Marion and Vallie were married on Sept. 27, 1946, at The United Methodist Church in New Hampton and their beautiful love story lasted for more than 60 years. The family grew to include nine children, who had a loving but soft-spoken mother who knew how to scare her kids straight with just a few words: “Wait until your dad gets home.”
Marion never got her driver's license; in fact, the only thing she ever drove was the cultivator and she was meticulous with it, too. If she knocked some corn down, she stopped and straightened it out! But that meant she was rarely, if ever, alone, yet she deftly took care of her household and seemed to have an extra set of eyes to keep track of all of her children.
She always supported her husband in his many business dealings, and she appreciated that when Vallie got home, he always took her for a drive so she could have some “quiet” time. Marion often told her children that what made her marriage so rock solid was the fact that “I have always come first with your dad.”
Marion loved to dress up, go dancing with Vallie and spend a night at various dinner clubs with her husband and their friends, and when Vallie “retired” and began taking his toy collection to various shows, Marion always went with him. She loved those trips, save for when Vallie would stop at a flea market and walk around for what seemed like hours! She enjoyed traveling, as long as she could do it by car, and she knew every diner that had the best pie and ice cream, too.
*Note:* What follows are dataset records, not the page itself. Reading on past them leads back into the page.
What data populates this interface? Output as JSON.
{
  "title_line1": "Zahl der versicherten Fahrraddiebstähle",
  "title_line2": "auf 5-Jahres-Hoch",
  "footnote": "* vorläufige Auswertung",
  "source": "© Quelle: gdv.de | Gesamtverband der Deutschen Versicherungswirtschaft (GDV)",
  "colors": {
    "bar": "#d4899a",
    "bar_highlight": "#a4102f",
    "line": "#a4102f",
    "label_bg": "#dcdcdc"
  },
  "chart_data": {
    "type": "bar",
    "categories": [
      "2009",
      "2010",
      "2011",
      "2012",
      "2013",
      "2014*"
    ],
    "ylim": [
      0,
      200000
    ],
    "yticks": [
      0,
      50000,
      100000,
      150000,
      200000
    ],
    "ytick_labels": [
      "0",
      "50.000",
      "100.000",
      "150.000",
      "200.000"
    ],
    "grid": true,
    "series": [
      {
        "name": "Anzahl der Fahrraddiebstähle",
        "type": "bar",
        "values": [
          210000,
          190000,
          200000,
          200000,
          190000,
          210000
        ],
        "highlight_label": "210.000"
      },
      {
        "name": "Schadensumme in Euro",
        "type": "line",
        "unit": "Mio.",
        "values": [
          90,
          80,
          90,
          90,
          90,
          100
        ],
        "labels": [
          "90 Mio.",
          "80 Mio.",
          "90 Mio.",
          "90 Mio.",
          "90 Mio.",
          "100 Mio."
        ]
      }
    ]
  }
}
She raised a beautiful family, one that grew to include 21 grandchildren and 38 great-grandchildren, but she also persevered through the difficult times in her life that included losing her son, Curtis, at a young age and the love of her life in 2007.
As her husband once wrote, Marion was little but mighty. She had a way of being the boss without anyone else, including Vallie, knowing it.
Her loss will be keenly felt by those who knew and loved her, but our hope is that they know that today, she and Vallie are reunited and dancing the night away.
Marion is survived by four sons, Neal (Susan) Stone of New Hampton, IA Craig Stone of New Hampton, IA, Vallie (Shirl) Stone of New Hampton, IA, and Stewart (Pam) Stone of Charles City, IA; four daughters, Bell Christen Stone of Camden, ME, Leslie (Dennis) Hansen of New Hampton, IA, Alice Stone of Milwaukee, WI, and Faythe (Michael) Stone-Brocka of Denver, IA; 21 grandchildren; 38 great-grandchildren; and one brother, Ray Cole, of Peoria, AZ.
She was preceded in death by her parents; her husband, Vallie, in 2007; a son, Curtis Stone; and a grandson, Tate Grout.